# Windshield Squeegy?



## FretsOnFire00 (Sep 10, 2009)

I'm broke right now I need to clean algae off my tank, woudl it be safe to use a windhshield washer thats brand new in the package to clean my tank? I'm soking it in hot water now just in case.

Thanks for the help


----------



## Plowboy (Apr 9, 2008)

I don't see why it wouldn't be. Wouldn't just using a clean dish rag or a paper towel be easier though?


----------



## FretsOnFire00 (Sep 10, 2009)

In my 10 gallon i got some weird clear slime built up that doesnt wanna come off. What im worried about is the squeegy has a really strong rubber smell, is that a problem?


----------



## Plowboy (Apr 9, 2008)

I don't think it would be. It's not going to be in there that long for crap to leach out of the rubber anyways.


----------



## FEEFA (Nov 19, 2007)

If a rag or towel isnt removing it I doubt a squeegee will do anything


----------



## Guest (Nov 17, 2009)

Feefa said:


> If a rag or towel isnt removing it I doubt a squeegee will do anything


I agree with Feefa.

I use the 3M™ Light Scrubbing Pad
A convenient, thick, hand-sized pad designed for gentle, no-scratch cleaning of the most delicate surfaces. Typical applications: glass, plastic, fine china, porcelain, ceramic, non-stick surfaces and glass cookware.

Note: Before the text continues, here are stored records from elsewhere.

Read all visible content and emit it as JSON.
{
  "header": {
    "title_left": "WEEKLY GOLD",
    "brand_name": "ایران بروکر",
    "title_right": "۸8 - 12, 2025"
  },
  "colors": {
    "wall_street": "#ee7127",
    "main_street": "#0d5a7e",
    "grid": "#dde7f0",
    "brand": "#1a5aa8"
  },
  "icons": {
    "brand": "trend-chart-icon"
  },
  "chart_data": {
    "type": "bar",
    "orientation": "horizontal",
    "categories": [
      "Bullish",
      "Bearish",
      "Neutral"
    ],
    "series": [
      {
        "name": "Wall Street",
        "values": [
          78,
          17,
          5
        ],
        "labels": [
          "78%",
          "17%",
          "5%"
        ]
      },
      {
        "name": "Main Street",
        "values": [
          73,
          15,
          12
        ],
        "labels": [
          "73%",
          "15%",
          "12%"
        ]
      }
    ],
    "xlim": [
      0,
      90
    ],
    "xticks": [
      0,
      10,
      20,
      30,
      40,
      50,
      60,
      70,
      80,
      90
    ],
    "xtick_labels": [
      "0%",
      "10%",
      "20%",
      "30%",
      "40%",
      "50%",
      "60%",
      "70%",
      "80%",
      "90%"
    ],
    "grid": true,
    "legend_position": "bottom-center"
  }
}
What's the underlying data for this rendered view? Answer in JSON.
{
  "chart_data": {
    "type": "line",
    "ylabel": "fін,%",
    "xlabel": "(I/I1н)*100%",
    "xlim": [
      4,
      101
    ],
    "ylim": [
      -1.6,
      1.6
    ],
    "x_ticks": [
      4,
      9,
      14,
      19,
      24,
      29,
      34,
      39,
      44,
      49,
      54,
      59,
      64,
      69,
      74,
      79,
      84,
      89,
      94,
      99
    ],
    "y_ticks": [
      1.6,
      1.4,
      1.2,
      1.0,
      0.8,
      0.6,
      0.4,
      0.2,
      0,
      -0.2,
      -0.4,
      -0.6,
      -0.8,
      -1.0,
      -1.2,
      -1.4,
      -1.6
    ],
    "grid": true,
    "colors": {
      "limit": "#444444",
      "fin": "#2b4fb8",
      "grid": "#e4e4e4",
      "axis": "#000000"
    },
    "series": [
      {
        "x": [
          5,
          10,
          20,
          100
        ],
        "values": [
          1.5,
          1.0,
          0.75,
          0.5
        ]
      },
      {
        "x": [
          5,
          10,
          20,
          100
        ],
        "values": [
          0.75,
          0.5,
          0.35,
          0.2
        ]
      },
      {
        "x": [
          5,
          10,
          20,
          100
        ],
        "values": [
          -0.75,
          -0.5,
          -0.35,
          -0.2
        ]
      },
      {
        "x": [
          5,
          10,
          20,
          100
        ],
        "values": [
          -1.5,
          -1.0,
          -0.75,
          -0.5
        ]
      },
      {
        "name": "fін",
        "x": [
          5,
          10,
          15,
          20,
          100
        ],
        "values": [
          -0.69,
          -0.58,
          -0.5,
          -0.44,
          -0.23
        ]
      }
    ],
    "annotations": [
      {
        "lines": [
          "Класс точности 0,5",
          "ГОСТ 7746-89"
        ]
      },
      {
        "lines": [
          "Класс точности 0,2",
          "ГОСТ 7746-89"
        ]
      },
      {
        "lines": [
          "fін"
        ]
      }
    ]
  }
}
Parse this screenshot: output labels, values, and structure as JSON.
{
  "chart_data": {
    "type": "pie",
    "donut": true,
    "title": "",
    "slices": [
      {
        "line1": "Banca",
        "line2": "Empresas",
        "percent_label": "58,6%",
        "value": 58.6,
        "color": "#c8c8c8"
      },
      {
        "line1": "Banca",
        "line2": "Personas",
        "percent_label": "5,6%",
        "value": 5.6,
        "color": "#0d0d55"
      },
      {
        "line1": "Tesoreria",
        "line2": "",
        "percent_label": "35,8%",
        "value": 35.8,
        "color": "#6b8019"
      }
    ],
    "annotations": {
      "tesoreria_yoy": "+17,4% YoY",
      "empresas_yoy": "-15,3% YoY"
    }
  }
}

I buy a box of 40 for like $35.95 and I have had the same box for 2 years and still have 20 or so scrubbing pads left. I find it great for hard to remove algea and hard water scale.


----------



## Murphy18 (Oct 17, 2008)

Yeah, just use a magfloat thingy. Or get one of those double sided tank cleaners which are adjustable in length. I got one off ebay for buttons.


----------



## Guest (Nov 17, 2009)

Murphy18 said:


> Yeah, just use a magfloat thingy. Or get one of those double sided tank cleaners which are adjustable in length. I got one off ebay for buttons.


 I find the magfloats lacking. So what I did was cut one of my scrubbies to fit the size of the float and volia! it works so much better when it is wedged between the two magnets


----------



## CLUSTER ONE (Aug 2, 2006)

i dont think it would hurt anyhting but i dont think it would work on anything other then slime algae. I Use an old gift certificate, but anything credit card like works welll


----------